Le CRA est un règlement produit : il suit la logique du marquage CE et s’applique aux fabricants, importateurs et distributeurs de produits numériques, quelle que soit leur taille ou leur secteur d’activité. Sa portée est horizontale et beaucoup plus large que NIS2. Une PME de 10 salariés qui fabrique des routeurs domestiques est soumise au CRA mais pas nécessairement à NIS2.
Les délais de signalement diffèrent également : sous NIS2, les entités disposent de 72 heures pour notifier les incidents significatifs. Sous le CRA, les fabricants ont 24 heures pour signaler les vulnérabilités activement exploitées via la plateforme ENISA. Cette différence reflète la nature distincte des obligations : NIS2 cible les opérateurs de services, le CRA cible les créateurs de produits.

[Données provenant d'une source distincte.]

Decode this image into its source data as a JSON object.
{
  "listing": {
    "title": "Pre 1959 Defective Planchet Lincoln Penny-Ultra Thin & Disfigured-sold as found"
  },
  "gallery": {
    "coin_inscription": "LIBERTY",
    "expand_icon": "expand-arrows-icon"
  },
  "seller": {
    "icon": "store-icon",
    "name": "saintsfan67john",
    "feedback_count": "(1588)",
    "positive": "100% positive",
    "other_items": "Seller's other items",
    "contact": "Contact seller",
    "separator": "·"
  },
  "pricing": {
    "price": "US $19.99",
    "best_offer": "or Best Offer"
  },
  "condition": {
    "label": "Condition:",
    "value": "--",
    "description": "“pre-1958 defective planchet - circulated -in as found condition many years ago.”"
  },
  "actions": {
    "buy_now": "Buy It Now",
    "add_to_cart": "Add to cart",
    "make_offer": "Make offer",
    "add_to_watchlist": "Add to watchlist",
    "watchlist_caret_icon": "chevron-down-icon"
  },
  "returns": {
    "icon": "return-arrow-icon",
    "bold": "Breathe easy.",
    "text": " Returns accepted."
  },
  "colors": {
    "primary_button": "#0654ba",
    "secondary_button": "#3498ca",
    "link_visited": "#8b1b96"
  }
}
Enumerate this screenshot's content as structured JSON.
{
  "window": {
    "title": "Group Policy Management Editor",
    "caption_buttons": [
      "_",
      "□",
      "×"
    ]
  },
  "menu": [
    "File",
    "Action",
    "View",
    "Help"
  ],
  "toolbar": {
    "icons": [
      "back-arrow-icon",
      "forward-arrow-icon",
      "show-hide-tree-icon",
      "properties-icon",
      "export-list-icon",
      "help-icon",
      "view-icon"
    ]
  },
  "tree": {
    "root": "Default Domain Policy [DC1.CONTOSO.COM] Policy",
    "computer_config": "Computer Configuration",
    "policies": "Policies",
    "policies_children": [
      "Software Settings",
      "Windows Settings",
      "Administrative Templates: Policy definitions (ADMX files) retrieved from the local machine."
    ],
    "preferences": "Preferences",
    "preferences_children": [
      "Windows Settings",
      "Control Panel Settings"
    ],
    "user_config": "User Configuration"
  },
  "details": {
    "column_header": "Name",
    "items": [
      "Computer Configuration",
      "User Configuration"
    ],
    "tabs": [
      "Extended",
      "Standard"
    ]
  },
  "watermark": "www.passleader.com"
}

| Critère | CRA (Règlement 2024/2847) | NIS2 (Directive 2022/2555) |
|---|---|---|
| Nature juridique | Règlement (application directe) | Directive (transposition nationale) |
| Périmètre | Tous les produits numériques | Entités essentielles et importantes |
| Acteurs visés | Fabricants, importateurs, distributeurs | Opérateurs de services essentiels |
| Délai de signalement | 24 heures (vulnérabilités exploitées) | 72 heures (incidents significatifs) |
| Amende maximale | 15 M€ ou 2,5 % du CA mondial | 10 M€ ou 2 % du CA mondial |
| Date de pleine application | 11 décembre 2027 | En vigueur depuis octobre 2024 |
| Marquage CE requis | Oui | Non applicable |
| Nombre d’entreprises concernées en UE | Très large (tous secteurs) | 28 700 entreprises listées |
Le security-by-design au coeur du dispositif
L’une des exigences les plus structurantes du CRA est l’obligation de sécurité dès la conception (“security-by-design”) et de sécurité par défaut (“security-by-default”). Ces principes signifient que les fabricants ne peuvent plus traiter la cybersécurité comme un ajout optionnel post-développement.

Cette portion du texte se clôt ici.